Tudo isso, é claro, vem da cabeça do homem. O fim das monarquias, das cortes e das nobrezas dinásticas parece ter deixado uma lacuna no coração das pessoas e hoje elas querem imprimir sangue azul em seus animais. Basta ver o nome de registro de cavalos, cachorros, carneiros e bois. Não são todos, mas uma boa parte deles carrega no nome a mesma pompa dos nomes dos antigos nobres. Quando não é isso é a genealogia: Fulano filho de Cicrano, neto de Beltrano nas duas linhas, fechado na linhagem Tal...
Eu prefiro ver as raças como recursos utilizáveis. As raças não devem ser intocáveis, sob a pena de não poderem evoluir. Preservar a "pureza" de uma raça só se justifica se ela, ao ser misturada com outras, correr o risco de perder algo essencialmente seu. Esse algo essencial também deve ter algum sentido, seja prático ou mesmo emocional, para ser preservado. Se alguém quer preservar o chifre espiralado do Merino, porque essa é uma característica muito particular e marcante da raça, que assim seja. Eu mesmo acho aqueles chifres muito bacanas.
A pureza por si só, no entanto, além de não existir (veja no artigo anterior) não justifica ações apaixonadas em defesa da raça.
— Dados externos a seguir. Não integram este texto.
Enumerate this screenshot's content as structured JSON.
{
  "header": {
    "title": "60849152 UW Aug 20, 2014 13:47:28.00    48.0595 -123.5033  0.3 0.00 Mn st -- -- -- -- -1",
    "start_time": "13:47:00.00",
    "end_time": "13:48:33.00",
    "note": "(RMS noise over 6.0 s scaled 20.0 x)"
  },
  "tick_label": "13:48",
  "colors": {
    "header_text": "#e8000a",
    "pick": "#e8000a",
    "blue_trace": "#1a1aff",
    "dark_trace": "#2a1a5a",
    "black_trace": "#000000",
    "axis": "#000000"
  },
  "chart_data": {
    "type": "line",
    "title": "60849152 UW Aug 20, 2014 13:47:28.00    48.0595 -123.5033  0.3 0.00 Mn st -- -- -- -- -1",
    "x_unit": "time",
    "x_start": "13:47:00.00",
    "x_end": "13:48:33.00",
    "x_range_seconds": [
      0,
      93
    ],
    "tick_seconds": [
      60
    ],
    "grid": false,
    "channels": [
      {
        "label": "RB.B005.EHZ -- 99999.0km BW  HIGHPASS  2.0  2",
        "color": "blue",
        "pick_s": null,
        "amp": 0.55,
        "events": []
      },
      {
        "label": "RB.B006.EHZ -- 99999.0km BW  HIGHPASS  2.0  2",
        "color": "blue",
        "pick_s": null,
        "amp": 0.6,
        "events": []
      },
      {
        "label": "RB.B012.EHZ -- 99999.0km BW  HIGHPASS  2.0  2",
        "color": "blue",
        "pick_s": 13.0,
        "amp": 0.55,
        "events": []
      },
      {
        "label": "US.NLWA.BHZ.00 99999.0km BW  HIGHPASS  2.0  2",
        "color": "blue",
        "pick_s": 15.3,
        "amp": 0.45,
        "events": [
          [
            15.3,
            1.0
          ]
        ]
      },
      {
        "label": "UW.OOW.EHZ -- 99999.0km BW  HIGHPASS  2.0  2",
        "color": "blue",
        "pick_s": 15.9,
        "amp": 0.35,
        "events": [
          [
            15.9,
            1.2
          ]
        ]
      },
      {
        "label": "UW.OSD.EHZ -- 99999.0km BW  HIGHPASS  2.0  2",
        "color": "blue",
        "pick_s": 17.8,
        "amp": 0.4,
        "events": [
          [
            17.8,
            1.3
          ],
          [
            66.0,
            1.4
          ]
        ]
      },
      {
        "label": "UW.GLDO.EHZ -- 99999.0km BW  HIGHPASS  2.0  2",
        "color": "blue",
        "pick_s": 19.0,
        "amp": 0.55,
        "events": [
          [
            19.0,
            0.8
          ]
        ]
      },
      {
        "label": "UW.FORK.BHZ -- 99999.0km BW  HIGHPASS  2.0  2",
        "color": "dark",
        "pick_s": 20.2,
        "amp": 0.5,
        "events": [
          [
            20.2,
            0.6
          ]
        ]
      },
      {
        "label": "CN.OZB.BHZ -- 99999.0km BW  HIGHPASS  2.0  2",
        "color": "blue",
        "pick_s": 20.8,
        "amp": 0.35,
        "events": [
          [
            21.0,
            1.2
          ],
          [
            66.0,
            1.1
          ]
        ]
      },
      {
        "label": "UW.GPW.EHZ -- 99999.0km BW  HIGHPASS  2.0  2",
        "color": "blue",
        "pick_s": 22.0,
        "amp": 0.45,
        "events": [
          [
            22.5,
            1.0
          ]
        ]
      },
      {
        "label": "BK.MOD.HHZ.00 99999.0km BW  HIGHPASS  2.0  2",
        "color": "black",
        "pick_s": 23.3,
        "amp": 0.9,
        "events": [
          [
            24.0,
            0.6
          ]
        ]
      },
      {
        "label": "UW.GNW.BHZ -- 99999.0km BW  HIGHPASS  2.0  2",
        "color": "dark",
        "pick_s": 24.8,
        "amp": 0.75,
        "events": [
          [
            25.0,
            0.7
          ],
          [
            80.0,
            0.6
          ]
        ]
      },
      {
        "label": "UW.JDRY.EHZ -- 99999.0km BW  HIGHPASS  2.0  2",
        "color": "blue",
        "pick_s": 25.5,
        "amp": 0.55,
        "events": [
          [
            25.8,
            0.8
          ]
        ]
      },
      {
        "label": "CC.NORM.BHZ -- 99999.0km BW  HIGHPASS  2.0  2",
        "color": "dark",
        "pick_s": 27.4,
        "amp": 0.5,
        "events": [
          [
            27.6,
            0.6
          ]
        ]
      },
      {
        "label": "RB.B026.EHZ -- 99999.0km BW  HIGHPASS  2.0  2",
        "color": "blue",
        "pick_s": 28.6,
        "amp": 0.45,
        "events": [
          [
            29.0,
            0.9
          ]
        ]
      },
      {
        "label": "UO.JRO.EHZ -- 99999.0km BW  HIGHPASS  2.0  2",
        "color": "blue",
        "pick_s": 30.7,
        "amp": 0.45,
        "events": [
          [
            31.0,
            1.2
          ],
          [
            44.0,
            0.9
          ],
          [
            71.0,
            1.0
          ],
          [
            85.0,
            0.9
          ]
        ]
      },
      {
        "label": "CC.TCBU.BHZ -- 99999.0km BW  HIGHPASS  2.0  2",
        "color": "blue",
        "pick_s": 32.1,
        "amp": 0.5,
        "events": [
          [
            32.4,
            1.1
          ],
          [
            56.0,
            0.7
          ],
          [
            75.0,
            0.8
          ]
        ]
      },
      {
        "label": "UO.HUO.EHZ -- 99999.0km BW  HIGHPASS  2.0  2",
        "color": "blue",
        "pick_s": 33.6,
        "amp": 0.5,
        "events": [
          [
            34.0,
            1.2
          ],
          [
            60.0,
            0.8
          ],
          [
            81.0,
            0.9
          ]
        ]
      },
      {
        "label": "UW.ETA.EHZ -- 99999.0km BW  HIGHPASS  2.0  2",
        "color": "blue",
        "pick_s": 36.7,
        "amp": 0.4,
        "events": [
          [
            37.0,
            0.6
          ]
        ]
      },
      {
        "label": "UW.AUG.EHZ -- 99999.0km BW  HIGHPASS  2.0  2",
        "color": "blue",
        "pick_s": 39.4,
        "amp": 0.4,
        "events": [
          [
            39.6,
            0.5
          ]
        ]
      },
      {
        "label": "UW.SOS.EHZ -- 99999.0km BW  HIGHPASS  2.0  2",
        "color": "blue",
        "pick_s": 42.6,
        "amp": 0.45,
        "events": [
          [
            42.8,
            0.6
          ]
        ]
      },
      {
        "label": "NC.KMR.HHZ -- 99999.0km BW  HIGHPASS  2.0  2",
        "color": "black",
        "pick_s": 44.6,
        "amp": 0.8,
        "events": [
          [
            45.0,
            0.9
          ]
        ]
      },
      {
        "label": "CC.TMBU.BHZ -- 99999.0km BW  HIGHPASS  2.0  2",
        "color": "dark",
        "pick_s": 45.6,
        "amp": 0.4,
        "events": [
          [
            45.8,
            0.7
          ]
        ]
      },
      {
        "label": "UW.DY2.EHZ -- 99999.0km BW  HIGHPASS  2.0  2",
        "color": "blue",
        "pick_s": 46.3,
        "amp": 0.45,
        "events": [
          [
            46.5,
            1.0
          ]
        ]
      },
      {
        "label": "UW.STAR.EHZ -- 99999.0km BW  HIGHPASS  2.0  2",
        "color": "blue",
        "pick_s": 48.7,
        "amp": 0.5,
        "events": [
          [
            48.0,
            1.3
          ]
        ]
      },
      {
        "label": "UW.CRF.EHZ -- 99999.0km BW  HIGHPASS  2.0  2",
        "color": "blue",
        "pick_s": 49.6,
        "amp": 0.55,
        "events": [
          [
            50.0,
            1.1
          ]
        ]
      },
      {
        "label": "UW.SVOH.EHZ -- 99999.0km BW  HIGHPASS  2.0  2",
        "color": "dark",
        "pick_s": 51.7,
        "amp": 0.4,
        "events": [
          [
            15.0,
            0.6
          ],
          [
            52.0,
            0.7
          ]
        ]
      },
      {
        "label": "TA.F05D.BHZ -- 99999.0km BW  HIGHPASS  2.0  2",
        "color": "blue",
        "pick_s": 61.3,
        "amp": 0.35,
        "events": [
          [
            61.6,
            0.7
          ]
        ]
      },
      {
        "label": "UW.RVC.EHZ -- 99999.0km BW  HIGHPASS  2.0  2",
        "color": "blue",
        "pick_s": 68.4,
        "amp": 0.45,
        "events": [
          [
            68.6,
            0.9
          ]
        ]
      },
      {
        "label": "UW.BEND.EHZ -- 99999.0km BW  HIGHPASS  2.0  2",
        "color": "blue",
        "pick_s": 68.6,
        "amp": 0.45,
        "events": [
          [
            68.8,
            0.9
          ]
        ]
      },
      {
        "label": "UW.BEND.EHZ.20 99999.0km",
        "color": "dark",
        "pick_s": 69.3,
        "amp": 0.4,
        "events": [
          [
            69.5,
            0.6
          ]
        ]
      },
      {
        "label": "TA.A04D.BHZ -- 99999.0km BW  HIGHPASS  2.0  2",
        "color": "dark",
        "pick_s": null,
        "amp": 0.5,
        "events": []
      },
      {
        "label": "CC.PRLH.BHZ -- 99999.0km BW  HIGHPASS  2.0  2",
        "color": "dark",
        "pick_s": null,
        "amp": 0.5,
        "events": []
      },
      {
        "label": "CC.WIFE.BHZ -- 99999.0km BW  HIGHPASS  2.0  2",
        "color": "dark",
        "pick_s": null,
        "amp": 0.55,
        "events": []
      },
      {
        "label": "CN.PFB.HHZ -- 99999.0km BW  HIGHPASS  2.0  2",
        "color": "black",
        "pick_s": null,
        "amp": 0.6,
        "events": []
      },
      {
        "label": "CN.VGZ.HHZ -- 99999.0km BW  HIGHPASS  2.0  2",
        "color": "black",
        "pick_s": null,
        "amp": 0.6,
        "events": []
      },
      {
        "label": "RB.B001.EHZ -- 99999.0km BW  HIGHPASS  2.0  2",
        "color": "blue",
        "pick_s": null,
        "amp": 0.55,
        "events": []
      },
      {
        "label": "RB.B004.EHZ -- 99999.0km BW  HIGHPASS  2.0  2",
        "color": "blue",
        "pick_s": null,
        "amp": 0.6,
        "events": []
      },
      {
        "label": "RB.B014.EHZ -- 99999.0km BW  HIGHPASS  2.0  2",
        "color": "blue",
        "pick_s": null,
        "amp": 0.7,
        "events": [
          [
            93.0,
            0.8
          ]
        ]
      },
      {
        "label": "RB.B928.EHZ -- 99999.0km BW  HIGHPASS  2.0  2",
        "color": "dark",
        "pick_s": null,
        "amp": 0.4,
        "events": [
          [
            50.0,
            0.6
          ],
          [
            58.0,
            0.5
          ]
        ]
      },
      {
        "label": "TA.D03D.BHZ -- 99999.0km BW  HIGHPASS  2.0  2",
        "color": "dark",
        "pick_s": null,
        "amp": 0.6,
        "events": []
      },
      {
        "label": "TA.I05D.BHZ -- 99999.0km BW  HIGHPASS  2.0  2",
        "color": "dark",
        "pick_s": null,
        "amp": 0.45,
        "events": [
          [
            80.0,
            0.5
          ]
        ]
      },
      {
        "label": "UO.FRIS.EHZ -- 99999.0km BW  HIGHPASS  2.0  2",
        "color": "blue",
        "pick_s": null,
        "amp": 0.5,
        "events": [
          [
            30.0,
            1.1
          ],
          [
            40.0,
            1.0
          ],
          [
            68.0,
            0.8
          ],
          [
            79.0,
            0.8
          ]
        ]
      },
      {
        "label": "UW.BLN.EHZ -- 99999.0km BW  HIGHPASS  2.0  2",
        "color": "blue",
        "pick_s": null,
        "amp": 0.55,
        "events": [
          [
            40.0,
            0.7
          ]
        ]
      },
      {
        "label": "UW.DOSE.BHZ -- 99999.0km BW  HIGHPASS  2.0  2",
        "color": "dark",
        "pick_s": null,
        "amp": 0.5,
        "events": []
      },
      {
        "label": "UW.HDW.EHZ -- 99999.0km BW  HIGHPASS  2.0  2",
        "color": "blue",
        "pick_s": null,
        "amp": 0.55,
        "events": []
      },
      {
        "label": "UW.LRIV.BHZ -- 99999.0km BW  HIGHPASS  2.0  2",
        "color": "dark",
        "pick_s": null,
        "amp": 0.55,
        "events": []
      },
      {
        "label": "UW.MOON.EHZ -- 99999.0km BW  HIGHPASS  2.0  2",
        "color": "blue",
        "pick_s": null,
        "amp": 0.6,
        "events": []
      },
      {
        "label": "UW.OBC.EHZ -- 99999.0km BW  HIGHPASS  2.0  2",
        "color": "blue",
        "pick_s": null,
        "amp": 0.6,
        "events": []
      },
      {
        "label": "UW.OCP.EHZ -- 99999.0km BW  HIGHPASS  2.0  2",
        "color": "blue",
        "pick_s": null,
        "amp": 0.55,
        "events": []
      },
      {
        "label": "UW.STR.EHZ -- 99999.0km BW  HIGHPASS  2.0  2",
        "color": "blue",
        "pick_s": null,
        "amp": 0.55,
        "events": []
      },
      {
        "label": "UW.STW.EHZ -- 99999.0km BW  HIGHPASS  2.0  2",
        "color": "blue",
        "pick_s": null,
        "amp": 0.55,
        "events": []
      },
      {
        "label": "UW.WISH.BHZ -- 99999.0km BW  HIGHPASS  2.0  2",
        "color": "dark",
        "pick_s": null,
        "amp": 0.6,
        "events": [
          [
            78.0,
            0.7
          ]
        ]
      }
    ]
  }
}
Assim, o Merino mocho tem a mesma importância do Merino "padrão", pois é a qualidade da lã que faz essa raça tão especial.
Muito se tem falado dos riscos da miscigenação de raças nacionais com outras exóticas. Feita assim a esmo esta mistura pode ser mesmo muito prejudicial. Pode-se, por exemplo, perder a adaptação das raças naturalizadas aos nossos ambientes, resistência a doenças comuns no nosso meio, etc. No entanto, misturas geraram raças importantes. A mistura de duas raças, uma européia (a inglesa Dorset) e outra africana (Persa-Cabeça-Preta) gerou uma terceira, a Dorper, hoje muito mais badalada que suas ancestrais.
A raça Corriedale, tão defendida pelos seus criadores e tão importante para o Sul do Brasil e para o Uruguai, descende da Merino, da Leicester e da Lincoln, esta última já quase extinta. A Targhee, descende da Corriedale com Rambouillet e Lincoln. O Ile de France tem também o Merino como antepassado. A Santa Inês descende da Morada Nova, da Bergamácia, da Rabo Largo e outras, então cadê as raças puras?
Antigamente era comum os livros se referirem a raças puras e cruzadas. A raça Merino sempre foi tida como pura. Mas pensando bem, quando ela chegou à Espanha, trazida pelos romanos ou pelos mouros, deve ter se miscigenado com ovinos locais. O Texel atual pouco tem dos ovinos da ilha de Texel, pois daqueles animais só se aproveitou a capacidade de sobrevivência em ambiente "hostil", com forragem pobre e baixa disponibilidade de minerais.
O importante é procurar em cada raça aquilo que faz com que ela se destaque e tentar preservar essas características. Por outro lado é preciso não ter medo de ousar e buscar em outras raças o complemento para aquilo que falta na raça em questão. Assim, se as coisas fossem feitas às claras e com técnica, não seria nenhum absurdo usar-se a Suffolk ou a Hampshire Down para melhorar características na Santa Inês. O erro está em fazer este tipo de cruzamento e depois acobertá-lo, chegando a registrar animais cruzados como filhos de pais da mesma raça, com objetivos escusos, para competir em pista e vencer com facilidade os outros concorrentes.
O uso honesto de cruzamentos para incorporar genes, e, conseqüentemente características, é plenamente possível e tem até nome: introgressão. Poderíamos buscar, por exemplo, maior prolificidade para a Santa Inês em cruzamentos com a Morada Nova, selecionando-se as fêmeas cruzadas mais prolíficas e absorvendo novamente para a Santa Inês, sempre com a seleção para a prolificidade. Da mesma forma poderíamos usar, para o mesmo fim, o Merino Booroola. O Merino Booroola tem um gene (também chamado Fec B) que confere alta prolificidade, e muitos programas de melhoramento pelo mundo afora usam introgredir esse gene para raças locais. Depois disso, em algumas gerações tem-se novamente a raça local, porém com o gene Fec B. Essas coisas são quase impensáveis aqui no Brasil, pois quem "abre" a raça para cruzamentos dilui seu precioso sangue azul.